Putting It All Together: What Are The Implications For Insurance Mergers?

The bottom line is there is no evidence of greater product innovation in more concentrated insurance markets. As with most cross-sectional analyses, the data we present is suggestive rather than definitive. There are potential omitted factors that could explain our result.

For example, residents of states with large insurers may have a stronger preference for broad networks, leading insurers to offer a smaller range of plan breadths (i.e., very broad networks) in those states. Of course, it is also possible—and perhaps more plausible—that insurers in more concentrated markets are less motivated to innovate because it isn’t necessary to retain customers.

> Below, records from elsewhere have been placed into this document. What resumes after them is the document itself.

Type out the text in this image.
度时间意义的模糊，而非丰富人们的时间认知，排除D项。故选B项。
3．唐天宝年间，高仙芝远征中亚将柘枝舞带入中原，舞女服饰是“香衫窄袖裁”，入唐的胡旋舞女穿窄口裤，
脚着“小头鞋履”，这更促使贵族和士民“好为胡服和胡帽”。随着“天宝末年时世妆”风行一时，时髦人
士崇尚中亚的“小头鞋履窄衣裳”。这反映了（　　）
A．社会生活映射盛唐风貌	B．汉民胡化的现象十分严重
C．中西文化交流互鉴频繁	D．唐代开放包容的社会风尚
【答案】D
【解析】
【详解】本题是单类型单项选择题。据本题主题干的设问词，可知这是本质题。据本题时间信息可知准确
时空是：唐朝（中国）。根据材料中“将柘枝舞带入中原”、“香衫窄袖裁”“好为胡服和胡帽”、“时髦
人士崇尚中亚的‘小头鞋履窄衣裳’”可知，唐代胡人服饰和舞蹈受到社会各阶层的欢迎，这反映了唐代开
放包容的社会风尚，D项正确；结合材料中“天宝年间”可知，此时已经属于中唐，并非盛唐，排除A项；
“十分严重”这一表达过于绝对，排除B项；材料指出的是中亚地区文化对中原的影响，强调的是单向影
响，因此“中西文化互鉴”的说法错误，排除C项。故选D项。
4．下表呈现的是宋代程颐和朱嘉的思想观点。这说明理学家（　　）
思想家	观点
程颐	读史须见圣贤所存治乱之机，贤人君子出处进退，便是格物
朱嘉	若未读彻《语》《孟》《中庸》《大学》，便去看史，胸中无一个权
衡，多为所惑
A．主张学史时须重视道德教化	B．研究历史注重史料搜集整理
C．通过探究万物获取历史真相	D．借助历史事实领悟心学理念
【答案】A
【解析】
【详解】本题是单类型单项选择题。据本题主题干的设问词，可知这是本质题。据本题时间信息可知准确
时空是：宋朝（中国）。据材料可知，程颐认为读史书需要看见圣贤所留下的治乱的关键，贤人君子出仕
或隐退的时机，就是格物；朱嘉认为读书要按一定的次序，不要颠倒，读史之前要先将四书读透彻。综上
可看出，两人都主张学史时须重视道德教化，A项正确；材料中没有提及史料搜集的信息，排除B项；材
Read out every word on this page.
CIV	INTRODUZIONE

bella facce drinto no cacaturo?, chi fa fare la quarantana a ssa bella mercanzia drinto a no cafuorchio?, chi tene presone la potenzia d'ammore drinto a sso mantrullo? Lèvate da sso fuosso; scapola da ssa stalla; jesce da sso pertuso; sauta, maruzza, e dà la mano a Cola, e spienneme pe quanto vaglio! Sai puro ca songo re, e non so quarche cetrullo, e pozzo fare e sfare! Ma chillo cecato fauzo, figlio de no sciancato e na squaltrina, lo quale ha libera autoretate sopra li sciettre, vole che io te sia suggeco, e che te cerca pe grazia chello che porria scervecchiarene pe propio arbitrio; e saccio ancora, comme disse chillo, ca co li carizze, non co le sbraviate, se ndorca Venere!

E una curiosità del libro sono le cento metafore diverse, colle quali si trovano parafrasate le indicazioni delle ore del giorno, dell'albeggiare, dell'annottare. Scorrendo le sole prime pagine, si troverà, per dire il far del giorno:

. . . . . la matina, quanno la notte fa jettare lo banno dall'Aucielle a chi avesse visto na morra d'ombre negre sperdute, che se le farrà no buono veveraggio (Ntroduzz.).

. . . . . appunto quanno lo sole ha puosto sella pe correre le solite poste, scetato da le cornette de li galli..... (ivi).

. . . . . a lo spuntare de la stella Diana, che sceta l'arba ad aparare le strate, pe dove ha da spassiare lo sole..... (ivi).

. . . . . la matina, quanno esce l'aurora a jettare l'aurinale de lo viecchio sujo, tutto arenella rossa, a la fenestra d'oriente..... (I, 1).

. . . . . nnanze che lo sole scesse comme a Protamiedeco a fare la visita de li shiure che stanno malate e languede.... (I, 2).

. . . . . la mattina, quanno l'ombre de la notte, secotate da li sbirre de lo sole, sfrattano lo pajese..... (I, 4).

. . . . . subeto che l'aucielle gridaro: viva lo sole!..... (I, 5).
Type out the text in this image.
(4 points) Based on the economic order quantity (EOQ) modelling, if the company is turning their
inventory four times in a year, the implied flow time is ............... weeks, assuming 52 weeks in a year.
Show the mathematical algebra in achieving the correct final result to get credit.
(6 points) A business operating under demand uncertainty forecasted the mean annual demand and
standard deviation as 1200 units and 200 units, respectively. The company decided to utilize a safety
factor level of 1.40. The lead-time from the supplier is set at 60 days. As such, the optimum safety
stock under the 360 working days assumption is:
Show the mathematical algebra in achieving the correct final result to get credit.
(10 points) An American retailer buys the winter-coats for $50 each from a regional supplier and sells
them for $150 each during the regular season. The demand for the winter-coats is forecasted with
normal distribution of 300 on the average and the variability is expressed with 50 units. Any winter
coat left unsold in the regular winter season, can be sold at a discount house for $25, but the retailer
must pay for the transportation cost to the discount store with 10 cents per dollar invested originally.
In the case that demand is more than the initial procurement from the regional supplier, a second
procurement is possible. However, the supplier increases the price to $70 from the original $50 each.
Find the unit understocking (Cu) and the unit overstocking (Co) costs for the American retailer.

Given the history of slow innovation in health insurance, one could argue that a change in insurance markets is necessary to stimulate more. To date, there is no evidence that consolidation will be that catalyst.

Note 1

To be more precise, we are suggesting that a mean preserving spread of network breadth – i.e., an increase in product variety – represents more innovation.

Note 2

We cannot construct weighted average values because enrollment data have not been released in most states, including all federally facilitated HIMs.

Note 3

We performed three steps:

  1. For each state, we constructed a synthetic sample of insurers from the set of insurer x state observations, maintaining the state’s actual number of insurance participants in the 2014 exchange. We then calculated the mean and standard deviation of network breadth for each synthetic sample.
  2. We repeated step one 10,000 times. This resulted in 10,000 simulations of the mean and standard deviation of network breadth for each state.
  3. For each state, we retained the 500 simulations with an average network breadth closest to the actual average network breadth of the state. We calculated the mean of the standard deviations for these 500 estimates.